In the dark of night in northeastern Syria, two men drive their ramshackle jeeps deep into Al Hol, a refugee camp for the families of Islamic State fighters, also known as ISIS. The men break through tents and argue with hostile residents before finding their target, a young Yazidi girl who was kidnapped and held as “sabaya” or sex slave years ago. As the rescuers leave the camp with him, they avoid speeding cars and bullets.
All this happens in the first 20 minutes of Hogir Hirori’s “Sabaya”. Mahmud and Ziyad, who volunteer at the Yazidi Home Center in Syria, will make several more such trips throughout the film, and hundreds more after the cameras stop.

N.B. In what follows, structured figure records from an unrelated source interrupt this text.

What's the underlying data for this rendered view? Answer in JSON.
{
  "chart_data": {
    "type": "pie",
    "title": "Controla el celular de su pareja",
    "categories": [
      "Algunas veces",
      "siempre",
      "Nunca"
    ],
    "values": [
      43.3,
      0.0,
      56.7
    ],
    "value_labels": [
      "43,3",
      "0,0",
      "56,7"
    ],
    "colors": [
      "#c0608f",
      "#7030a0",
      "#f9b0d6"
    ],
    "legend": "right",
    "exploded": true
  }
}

Their task is huge and demands the grit that Hirori’s daring, gripping filmmaking reflects.
Shot with a handheld camera, Hirori (who also edited the film) pulls together snapshots of the daily lives of the men in the Center – cigarette breaks, meals with their families, endless phone calls with relatives of the girls caught – in an unemotional portrait. routine. This is partly a defense tactic: to dwell on the tragedy of a 7-year-old girl rescued after six years of captivity, or a girl whose family does not accept her son because her father is an ISIS fighter, is to open up to the world. debilitating fear
This makes the courage of the former sabayas, who placed themselves as informants in the camp, all the more remarkable. My heart fluttered with both fear and hope as I watched them enter the camp in veils, watching closely with Hirori’s camera. In a movie about light that pierces the darkest of darkness, these women shine the most.
Not rated. Kurdish and Arabic, with subtitles. Working time: 1 hour 30 minutes. In movie theaters.